If the same complaint were worded differently then the hospital and its physician would be liable for a failure to properly diagnose and treat a patient with complaints of popping in his chest. In other words this would represent the typical malpractice action. In this situation one could sue the emergency physician and staff without ever suing the hospital. Considering that there would be two separate causes of action two suits could therefore be brought at the same time.
Measure of Damages
The first question to be asked would be that of relevant damages. In all probability the damages associated with the Superior Court malpractice action would be the same as those alleged in the federal court EMTALA action. For example, if a patient having chest pain was not properly worked up and was improperly transferred then the end result might mean that the patient suffered the ill effects of a myocardial infarction.
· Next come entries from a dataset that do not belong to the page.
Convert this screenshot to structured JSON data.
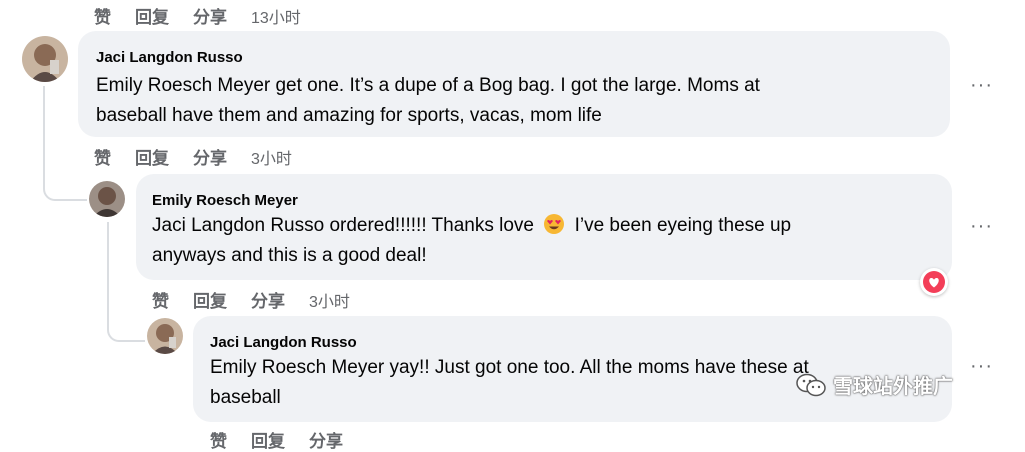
{
  "actions": {
    "like": "赞",
    "reply": "回复",
    "share": "分享"
  },
  "top_actions": {
    "time": "13小时"
  },
  "comments": [
    {
      "author": "Jaci Langdon Russo",
      "lines": [
        "Emily Roesch Meyer get one. It’s a dupe of a Bog bag. I got the large. Moms at",
        "baseball have them and amazing for sports, vacas, mom life"
      ],
      "time": "3小时",
      "more": "···"
    },
    {
      "author": "Emily Roesch Meyer",
      "line1_a": "Jaci Langdon Russo ordered!!!!!! Thanks love",
      "line1_b": "I’ve been eyeing these up",
      "line2": "anyways and this is a good deal!",
      "time": "3小时",
      "more": "···"
    },
    {
      "author": "Jaci Langdon Russo",
      "lines": [
        "Emily Roesch Meyer yay!! Just got one too. All the moms have these at",
        "baseball"
      ],
      "more": "···"
    }
  ],
  "watermark": "雪球站外推广",
  "colors": {
    "bubble": "#f0f2f5",
    "love": "#f33e58",
    "meta": "#65676b"
  }
}
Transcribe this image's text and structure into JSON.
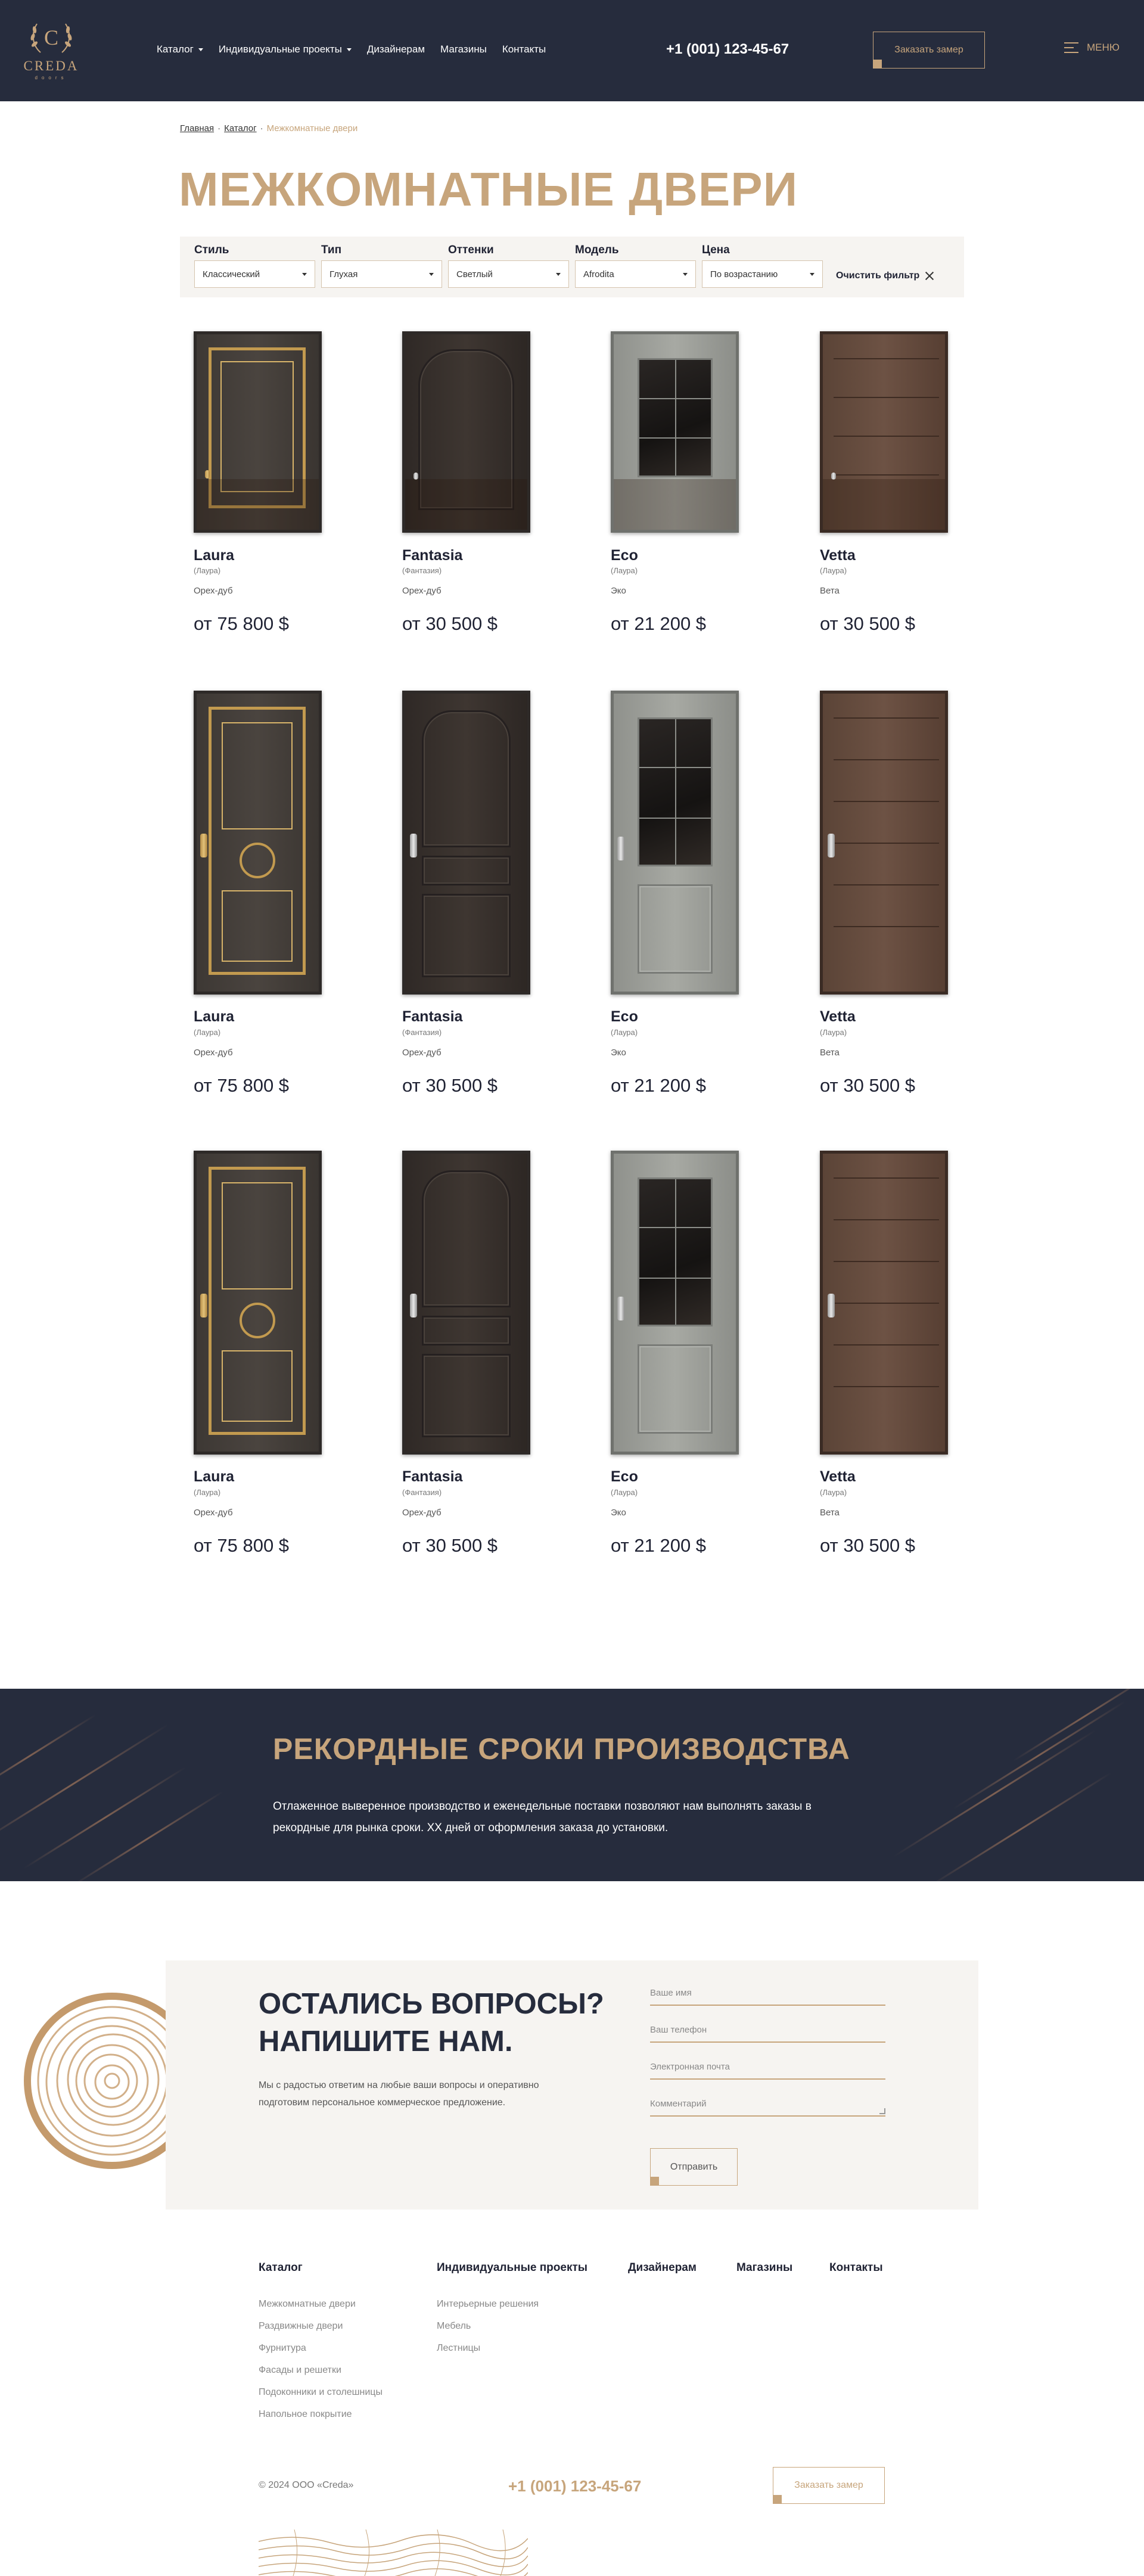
{
  "header": {
    "logo_text": "CREDA",
    "logo_sub": "doors",
    "nav": [
      {
        "label": "Каталог",
        "dropdown": true
      },
      {
        "label": "Индивидуальные проекты",
        "dropdown": true
      },
      {
        "label": "Дизайнерам",
        "dropdown": false
      },
      {
        "label": "Магазины",
        "dropdown": false
      },
      {
        "label": "Контакты",
        "dropdown": false
      }
    ],
    "phone": "+1 (001) 123-45-67",
    "cta_label": "Заказать замер",
    "menu_label": "МЕНЮ"
  },
  "breadcrumb": {
    "home": "Главная",
    "catalog": "Каталог",
    "current": "Межкомнатные двери"
  },
  "page_title": "МЕЖКОМНАТНЫЕ ДВЕРИ",
  "filters": {
    "items": [
      {
        "label": "Стиль",
        "value": "Классический"
      },
      {
        "label": "Тип",
        "value": "Глухая"
      },
      {
        "label": "Оттенки",
        "value": "Светлый"
      },
      {
        "label": "Модель",
        "value": "Afrodita"
      },
      {
        "label": "Цена",
        "value": "По возрастанию"
      }
    ],
    "clear_label": "Очистить фильтр"
  },
  "products": [
    {
      "name": "Laura",
      "sub": "(Лаура)",
      "material": "Орех-дуб",
      "price": "от 75 800 $"
    },
    {
      "name": "Fantasia",
      "sub": "(Фантазия)",
      "material": "Орех-дуб",
      "price": "от 30 500 $"
    },
    {
      "name": "Eco",
      "sub": "(Лаура)",
      "material": "Эко",
      "price": "от 21 200 $"
    },
    {
      "name": "Vetta",
      "sub": "(Лаура)",
      "material": "Вета",
      "price": "от 30 500 $"
    },
    {
      "name": "Laura",
      "sub": "(Лаура)",
      "material": "Орех-дуб",
      "price": "от 75 800 $"
    },
    {
      "name": "Fantasia",
      "sub": "(Фантазия)",
      "material": "Орех-дуб",
      "price": "от 30 500 $"
    },
    {
      "name": "Eco",
      "sub": "(Лаура)",
      "material": "Эко",
      "price": "от 21 200 $"
    },
    {
      "name": "Vetta",
      "sub": "(Лаура)",
      "material": "Вета",
      "price": "от 30 500 $"
    },
    {
      "name": "Laura",
      "sub": "(Лаура)",
      "material": "Орех-дуб",
      "price": "от 75 800 $"
    },
    {
      "name": "Fantasia",
      "sub": "(Фантазия)",
      "material": "Орех-дуб",
      "price": "от 30 500 $"
    },
    {
      "name": "Eco",
      "sub": "(Лаура)",
      "material": "Эко",
      "price": "от 21 200 $"
    },
    {
      "name": "Vetta",
      "sub": "(Лаура)",
      "material": "Вета",
      "price": "от 30 500 $"
    }
  ],
  "banner": {
    "title": "РЕКОРДНЫЕ СРОКИ ПРОИЗВОДСТВА",
    "text": "Отлаженное выверенное производство и еженедельные поставки позволяют нам выполнять заказы в рекордные для рынка сроки. XX дней от оформления заказа до установки."
  },
  "questions": {
    "title_line1": "ОСТАЛИСЬ ВОПРОСЫ?",
    "title_line2": "НАПИШИТЕ НАМ.",
    "text": "Мы с радостью ответим на любые ваши вопросы и оперативно подготовим персональное коммерческое предложение.",
    "fields": {
      "name": "Ваше имя",
      "phone": "Ваш телефон",
      "email": "Электронная почта",
      "comment": "Комментарий"
    },
    "submit": "Отправить"
  },
  "footer": {
    "columns": [
      {
        "title": "Каталог",
        "links": [
          "Межкомнатные двери",
          "Раздвижные двери",
          "Фурнитура",
          "Фасады и решетки",
          "Подоконники и столешницы",
          "Напольное покрытие"
        ]
      },
      {
        "title": "Индивидуальные проекты",
        "links": [
          "Интерьерные решения",
          "Мебель",
          "Лестницы"
        ]
      },
      {
        "title": "Дизайнерам",
        "links": []
      },
      {
        "title": "Магазины",
        "links": []
      },
      {
        "title": "Контакты",
        "links": []
      }
    ],
    "copyright": "© 2024 ООО «Creda»",
    "phone": "+1 (001) 123-45-67",
    "cta_label": "Заказать замер"
  },
  "colors": {
    "navy": "#262c3d",
    "gold": "#c7a57c",
    "light_bg": "#f6f4f1"
  }
}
The damages in both actions would be the same. However, if there was a question of an ability to prove liability then both actions could be brought. If the plaintiff were unsuccessful in the Superior Court action the plaintiff could recover in the federal court action and vice versa. However, if the plaintiff were successful in the Superior Court action the question of damages would then arise. The probability is that whichever courts were presented with the issue they would look at the method by which prior settlements would affect the current settlement. There may well be a set off for the damages achieved in the prior action.
A second issue would be the limitations on damages in the actions that can be brought against hospitals in New Jersey. Under our charitable immunity statute hospitals have a limited liability of $250,000. The Districts Courts that have reviewed this issue in other jurisdictions have been split. Depending on their review and interpretation of relevant state law the courts have both followed and ignored the individual state’s malpractice limitation.
New Jersey will create multiple situations in which EMTALA maybe applicable. It is a small state but with many major regional medical centers. In addition, there is developing a pattern of relationships between New Jersey Hospitals and major medical centers in New York and Pennsylvania. These relationships have been entered into to transform the local hospitals into feeding hospitals for the major medical facilities.
Patients routinely are transferred to tertiary facilities for complex procedures. Consideration should be given as to whether the transfers were carried out appropriately, whether there may have been an ulterior motive for the transfer and whether the patient suffered any injury en route or upon arrival at the new institution.
The author, an attorney and medical doctor, is a partner with Goldsmith Ctorides & Rodriguez in Englewood Cliffs.